When I was a kid and the boys used to play war, the enemy was always the Germans. Sometimes there'd be a Japanese thrown in but mostly they were Germans.

These days, if health and safety allows boys to play war, I daresay the enemy is the Taliban. After all, the Second World War was a long time ago and people have changed, haven't they?

Why should kids run around gunning down other kids whose turn it is to play the bad guys and die spectacularly after being shot with pretend bullets? The Germans are now our allies and as a nation they go out of their way NOT to be involved in foreign conflict. They have learned their lesson when it comes to world domination and it's a pity we haven't. In fact, the Germany of today is a country to look up to and its people are not only friendly, they have a sense of humour (of sorts) too.
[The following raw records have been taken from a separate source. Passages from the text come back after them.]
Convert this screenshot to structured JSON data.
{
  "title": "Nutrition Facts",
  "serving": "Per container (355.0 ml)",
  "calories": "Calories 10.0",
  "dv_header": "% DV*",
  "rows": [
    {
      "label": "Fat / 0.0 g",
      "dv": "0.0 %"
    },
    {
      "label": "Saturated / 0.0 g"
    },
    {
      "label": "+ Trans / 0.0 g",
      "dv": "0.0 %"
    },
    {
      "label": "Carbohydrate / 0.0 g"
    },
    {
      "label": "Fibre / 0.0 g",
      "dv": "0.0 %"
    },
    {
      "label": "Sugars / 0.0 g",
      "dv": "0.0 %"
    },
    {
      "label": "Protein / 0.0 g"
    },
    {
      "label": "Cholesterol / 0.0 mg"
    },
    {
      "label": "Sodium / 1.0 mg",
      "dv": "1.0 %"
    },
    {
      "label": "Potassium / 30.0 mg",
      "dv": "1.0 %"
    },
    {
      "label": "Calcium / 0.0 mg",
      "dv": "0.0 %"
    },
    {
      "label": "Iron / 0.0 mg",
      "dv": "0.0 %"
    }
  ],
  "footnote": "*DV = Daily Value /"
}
Their football team isn't bad, either.

My father fought in a war that started over seventy years ago and ended six years later. The chances are that babies born today will never meet a man or woman who fought in that war, just as I will never again meet a First World War veteran.

Of course, when we talk of WWII, we invariably think of the Holocaust and the suffering and deaths of millions of innocent people as a result of a tyranical maniac's view of the world and the German people's place in it. Nazi Germany was defeated by the Allies, its cities were flattened and its leaders and henchmen committed suicide or died at the end of Albert Pierrepoint's rope, so should we stop commemorating events such as the Battle of Britain and D-Day? I mean, in his day Napoleon was just as big a threat as Hitler, but we tend to forget that little fact. How about the Boer War - does anyone really know what that was all about?

Perhaps when the last veteran of World War Two dies, we should consign the conflict to the drawer marked 'History' and accept the fact that wars of the last century are merely past events taught in classrooms.

History, after all, is just that. History.